A potential disadvantage is that these monoclonal antibodies can impair the effectiveness of vaccines. The two vaccines authorized in the United States contain messenger RNA (mRNA) that directs cells in the body to produce the SARS-CoV-2 surface protein, spike, which then activates the immune system to produce antibodies against spike. Monoclonal antibodies Eli Lilly and Regeneron also target the peak, and the concern is that they could bind to the protein produced by the mRNA, stopping the killed vaccine in its path. Eli Lilly plans to launch studies to test this in vaccinated people, Sabo said.

Monoclonal antibodies can also lose their potency because of viral mutations. A study of a SARS-CoV-2 mutant circulating widely in South Africa, published on January 19 on the prepress server bioRxiv, has already demonstrated this in test tube experiments.

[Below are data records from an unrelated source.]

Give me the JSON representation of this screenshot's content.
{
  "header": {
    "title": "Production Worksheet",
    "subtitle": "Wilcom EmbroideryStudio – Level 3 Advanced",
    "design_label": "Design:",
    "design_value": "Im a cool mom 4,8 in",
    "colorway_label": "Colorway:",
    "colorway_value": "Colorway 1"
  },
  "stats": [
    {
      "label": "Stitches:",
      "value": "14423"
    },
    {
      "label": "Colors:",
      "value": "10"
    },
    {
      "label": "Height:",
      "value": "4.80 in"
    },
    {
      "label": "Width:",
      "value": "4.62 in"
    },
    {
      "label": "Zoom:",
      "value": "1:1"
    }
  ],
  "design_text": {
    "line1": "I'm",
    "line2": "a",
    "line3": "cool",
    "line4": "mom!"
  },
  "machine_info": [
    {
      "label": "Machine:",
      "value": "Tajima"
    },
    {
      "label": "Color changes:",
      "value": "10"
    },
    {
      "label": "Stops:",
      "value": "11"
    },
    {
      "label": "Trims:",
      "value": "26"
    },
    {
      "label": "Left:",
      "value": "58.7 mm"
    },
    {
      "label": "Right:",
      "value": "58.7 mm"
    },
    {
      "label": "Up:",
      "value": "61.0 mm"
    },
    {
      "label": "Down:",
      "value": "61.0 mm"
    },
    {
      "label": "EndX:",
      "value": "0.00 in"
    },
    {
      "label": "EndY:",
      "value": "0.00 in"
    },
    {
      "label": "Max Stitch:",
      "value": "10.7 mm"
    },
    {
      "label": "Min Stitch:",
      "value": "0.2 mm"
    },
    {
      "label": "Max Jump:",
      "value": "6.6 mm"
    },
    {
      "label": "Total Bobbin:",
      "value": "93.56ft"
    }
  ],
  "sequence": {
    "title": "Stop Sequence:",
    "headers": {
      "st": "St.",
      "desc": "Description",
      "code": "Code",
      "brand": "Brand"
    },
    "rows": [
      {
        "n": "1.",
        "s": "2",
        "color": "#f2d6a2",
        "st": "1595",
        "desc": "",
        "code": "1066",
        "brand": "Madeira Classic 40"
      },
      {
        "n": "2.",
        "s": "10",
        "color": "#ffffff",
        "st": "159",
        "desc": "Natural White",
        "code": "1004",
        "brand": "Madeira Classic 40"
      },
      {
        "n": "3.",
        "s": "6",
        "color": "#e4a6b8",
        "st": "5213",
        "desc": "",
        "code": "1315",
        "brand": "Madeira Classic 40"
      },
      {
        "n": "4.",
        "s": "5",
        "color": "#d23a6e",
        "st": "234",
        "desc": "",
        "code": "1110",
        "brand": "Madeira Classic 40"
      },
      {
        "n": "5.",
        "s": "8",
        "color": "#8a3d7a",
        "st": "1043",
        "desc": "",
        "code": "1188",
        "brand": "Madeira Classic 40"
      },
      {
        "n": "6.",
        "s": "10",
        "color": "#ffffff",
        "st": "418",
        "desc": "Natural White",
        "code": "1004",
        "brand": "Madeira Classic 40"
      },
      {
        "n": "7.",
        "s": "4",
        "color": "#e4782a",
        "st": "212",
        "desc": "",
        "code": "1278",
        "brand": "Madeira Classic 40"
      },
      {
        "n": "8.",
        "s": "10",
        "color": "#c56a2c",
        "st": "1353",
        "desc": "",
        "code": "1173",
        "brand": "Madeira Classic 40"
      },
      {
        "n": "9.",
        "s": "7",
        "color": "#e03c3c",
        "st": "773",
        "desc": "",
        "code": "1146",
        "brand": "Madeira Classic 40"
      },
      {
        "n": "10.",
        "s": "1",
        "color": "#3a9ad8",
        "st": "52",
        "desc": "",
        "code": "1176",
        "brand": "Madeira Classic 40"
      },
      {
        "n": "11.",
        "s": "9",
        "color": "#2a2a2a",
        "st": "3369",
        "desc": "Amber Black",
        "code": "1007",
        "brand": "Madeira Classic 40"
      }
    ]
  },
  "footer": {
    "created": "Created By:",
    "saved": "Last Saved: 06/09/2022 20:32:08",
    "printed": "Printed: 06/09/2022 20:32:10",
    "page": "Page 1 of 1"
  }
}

But now that vaccines, which are cheaper and easier to administer, are being distributed by the millions – with priority for the most vulnerable populations – the question is which role remains for monoclonals in the first place. Cohen says they may be important for the elderly and other people with compromised immune systems who have no vigorous responses to vaccines. “We just created a fail-safe system,” he says. “If we never have to use it in the nursing home again, I will be thrilled.”